Schon bald war der ganze Hafen zusammengelaufen, um das Schauspiel zu bewundern. „Ohs“ und „Ahs“ schallten durch die öde Spelunke, die niemals solch einen Auflauf erlebt hatte. Von den Leuten befragt, erklärte der Kapitän:
„Die Katze trainierte ich einst auf dem Weg zum Indischen Ozean. Furchtbar rauh ist die See dort, und wer des Abends ein Spielchen machen will, dem hilft kein herkömmlicher Kerzenständer.“
Anton, der aufmerksam zugehört hatte, zog die Stirn kraus. Seine anfängliche Verblüffung war einem unbewussten Missgefühl gewichen. Dieser Kapitän, so sprach etwas in seinem rumverschwappten Hirn, ist ein gestrichener Angeber!
„So gut ist deine Katze nun auch wieder nicht. Die Natur ist schließlich noch immer stärker als jede Dressur.“
„Ich will verdammt sein“, erwiderte der Kapitän mehr als ein wenig zu laut, „ich will verdammt sein, wenn mein Kätzchen mir nicht folgt. Lass uns wetten, du schnapsnasiger Gesell.“
Und so wetteten sie. Anton setzte die Flönz, die er irgendwann heute morgen eigentlich für seine allzeit wachsende Familie erworben hatte. Und der Kapitän hielt – ein bisschen geheimnisvoll tuend – die neueste Gourmet-Erfindung aus Holland dagegen.
Dann nahmen sie das Spiel wieder auf. Schon längst war keiner der Drei mehr in der Lage, Augen und Trümpfe nachzuhalten, und so wechselte das Glück seinen Besitzer wie dieser die Unterhosen. Als Anton wieder einmal an der Pissrinne stand, kam ihm eine Idee. Schnell kroch er in eine der düsteren Ecken des Klosetts, wurde fündig und kehrte zum Tisch zurück. Kaum hatte er die Maus, denn nichts anderes hatte er in der Kloake gesucht, auf den Tisch gelegt, da ließ die Katze auch schon von der Kerze und jagte stattdessen sein Beutetier.
Womit bewiesen war, dass die Natur stärker ist als jede Dressur.
Auch der Fremde gab das ohne Umschweif zu, was die noch immer zahlreichen Umstehenden zu Applaus hinriss. Alle fragten sich neugierig, worin denn nun die allerneueste holländische Delikatesse bestünde, wie also der Kapitän seinen Wetteinsatz einzulösen gedächte.
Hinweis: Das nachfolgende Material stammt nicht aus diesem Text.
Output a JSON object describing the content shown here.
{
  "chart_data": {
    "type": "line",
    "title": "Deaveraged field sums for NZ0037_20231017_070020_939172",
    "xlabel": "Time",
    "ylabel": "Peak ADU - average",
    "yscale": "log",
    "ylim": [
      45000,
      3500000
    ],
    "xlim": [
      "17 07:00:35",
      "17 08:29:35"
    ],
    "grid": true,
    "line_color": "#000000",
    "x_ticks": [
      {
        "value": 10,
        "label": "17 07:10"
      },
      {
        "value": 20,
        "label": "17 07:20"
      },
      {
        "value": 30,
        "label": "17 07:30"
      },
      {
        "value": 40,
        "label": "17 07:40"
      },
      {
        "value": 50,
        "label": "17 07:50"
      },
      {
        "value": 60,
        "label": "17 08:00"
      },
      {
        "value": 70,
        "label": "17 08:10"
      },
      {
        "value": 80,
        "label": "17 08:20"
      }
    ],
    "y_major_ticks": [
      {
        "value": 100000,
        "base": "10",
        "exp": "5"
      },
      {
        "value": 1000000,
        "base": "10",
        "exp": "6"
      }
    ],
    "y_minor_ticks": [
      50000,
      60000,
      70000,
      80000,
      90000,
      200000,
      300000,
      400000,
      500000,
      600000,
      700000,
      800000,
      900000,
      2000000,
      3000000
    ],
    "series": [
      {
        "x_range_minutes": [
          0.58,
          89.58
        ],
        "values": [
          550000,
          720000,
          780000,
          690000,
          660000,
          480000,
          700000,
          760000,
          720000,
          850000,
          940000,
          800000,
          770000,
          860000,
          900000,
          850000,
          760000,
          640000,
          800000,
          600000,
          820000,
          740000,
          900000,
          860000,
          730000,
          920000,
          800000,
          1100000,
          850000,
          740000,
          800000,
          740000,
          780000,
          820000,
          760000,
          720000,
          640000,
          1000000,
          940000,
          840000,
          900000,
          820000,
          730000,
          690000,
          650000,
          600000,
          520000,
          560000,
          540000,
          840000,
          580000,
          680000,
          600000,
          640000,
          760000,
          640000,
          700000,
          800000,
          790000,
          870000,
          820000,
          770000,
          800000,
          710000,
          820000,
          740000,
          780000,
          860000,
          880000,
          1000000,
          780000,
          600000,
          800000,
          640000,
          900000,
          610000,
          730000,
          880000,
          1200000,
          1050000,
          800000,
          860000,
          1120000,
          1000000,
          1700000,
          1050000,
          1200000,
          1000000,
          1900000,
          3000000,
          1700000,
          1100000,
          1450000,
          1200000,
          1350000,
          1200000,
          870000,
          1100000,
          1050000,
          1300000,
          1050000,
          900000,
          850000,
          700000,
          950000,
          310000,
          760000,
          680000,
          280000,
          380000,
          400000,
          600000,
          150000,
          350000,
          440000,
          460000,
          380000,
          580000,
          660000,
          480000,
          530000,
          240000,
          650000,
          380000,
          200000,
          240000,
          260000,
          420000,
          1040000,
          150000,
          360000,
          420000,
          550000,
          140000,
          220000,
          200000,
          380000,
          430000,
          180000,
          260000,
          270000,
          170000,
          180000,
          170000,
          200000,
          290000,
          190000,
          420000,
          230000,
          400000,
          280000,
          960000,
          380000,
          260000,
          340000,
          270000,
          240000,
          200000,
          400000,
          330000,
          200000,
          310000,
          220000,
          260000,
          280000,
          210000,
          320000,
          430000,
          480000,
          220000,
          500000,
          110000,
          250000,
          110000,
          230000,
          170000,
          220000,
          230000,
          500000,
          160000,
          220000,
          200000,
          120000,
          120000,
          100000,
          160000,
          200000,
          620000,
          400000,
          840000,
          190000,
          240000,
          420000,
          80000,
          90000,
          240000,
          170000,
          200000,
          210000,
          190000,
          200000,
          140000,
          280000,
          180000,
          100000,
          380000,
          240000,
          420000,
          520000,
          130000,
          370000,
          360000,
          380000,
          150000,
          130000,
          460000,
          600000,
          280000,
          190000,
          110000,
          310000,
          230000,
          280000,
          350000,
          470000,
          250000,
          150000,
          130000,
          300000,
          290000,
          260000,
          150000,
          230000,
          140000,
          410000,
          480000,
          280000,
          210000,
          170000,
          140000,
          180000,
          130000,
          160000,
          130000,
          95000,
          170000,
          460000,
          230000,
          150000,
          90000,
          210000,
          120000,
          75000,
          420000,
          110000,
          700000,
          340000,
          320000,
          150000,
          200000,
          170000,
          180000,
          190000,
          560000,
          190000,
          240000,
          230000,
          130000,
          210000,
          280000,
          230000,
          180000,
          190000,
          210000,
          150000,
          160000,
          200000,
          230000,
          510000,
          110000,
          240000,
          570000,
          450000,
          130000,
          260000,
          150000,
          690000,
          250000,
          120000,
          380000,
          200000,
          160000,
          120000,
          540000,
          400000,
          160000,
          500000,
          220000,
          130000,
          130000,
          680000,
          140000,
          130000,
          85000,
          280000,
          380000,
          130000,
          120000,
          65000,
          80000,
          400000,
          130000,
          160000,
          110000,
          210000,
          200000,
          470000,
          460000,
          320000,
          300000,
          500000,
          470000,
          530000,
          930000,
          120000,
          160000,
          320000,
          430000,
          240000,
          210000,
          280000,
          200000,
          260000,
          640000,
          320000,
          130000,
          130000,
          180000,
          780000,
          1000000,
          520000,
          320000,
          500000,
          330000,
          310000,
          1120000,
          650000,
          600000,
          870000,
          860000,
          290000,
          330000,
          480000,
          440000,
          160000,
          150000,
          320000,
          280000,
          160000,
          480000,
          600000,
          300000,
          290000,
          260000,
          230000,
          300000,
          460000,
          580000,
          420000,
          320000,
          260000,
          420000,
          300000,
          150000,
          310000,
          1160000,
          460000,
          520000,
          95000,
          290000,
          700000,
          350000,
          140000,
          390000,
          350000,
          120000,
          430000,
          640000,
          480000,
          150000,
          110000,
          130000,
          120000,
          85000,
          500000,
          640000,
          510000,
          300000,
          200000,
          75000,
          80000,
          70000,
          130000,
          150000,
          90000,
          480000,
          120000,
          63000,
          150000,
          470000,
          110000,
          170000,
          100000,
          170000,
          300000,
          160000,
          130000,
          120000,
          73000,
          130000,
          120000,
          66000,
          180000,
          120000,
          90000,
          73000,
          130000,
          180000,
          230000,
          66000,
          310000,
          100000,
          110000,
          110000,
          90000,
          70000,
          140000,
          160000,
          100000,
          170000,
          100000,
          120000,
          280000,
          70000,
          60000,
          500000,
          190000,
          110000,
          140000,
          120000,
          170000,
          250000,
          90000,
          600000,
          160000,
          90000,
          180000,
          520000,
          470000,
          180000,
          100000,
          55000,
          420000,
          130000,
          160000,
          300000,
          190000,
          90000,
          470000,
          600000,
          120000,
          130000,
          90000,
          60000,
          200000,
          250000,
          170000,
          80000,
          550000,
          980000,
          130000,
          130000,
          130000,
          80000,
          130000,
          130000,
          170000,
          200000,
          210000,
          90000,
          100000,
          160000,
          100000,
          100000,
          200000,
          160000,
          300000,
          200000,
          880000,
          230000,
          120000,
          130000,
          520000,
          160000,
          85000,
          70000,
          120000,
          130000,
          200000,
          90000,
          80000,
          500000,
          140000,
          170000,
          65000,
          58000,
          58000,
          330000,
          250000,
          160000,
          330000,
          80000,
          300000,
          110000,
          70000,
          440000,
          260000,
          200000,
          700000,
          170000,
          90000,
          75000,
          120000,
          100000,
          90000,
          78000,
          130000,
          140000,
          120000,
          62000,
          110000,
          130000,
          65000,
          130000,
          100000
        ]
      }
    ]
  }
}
Und nachdem er sich ein letzten Gläschen Rum einverleibt hatte, schritt er zur Tat: Schnitt ein halbes Röggelchen entzwei, bestrich es mit Butter, legte reichlich holländischen Gouda darauf und erklärte, nicht ohne zuvor noch einen Strich Senf darüber verteilt zu haben, sein Gericht für fertig.
Anton und Jean, die seit dem Morgen nichts an fester Nahrung zu sich genommen hatten, schlangen das Röggelchen hinunter, ohne ein einziges Mal zu atmen. Und die Leute verstreuten sich und erklärten einem jeden das Rezept für den allerneuesten, alleredelsten Happen.

Am nächsten Morgen, das dürfte klar sein, gab es in ganz Köln niemanden, der nicht so ein Röggelchen mit Gouda probieren mochte. Und von diesem Tag an galt der Halve Hahn als kölsche Spezialität. Wenn Ihr mich jedoch nach dem fremden Kapitän fragt, muss ich passen. Er ward nie wieder gesehen.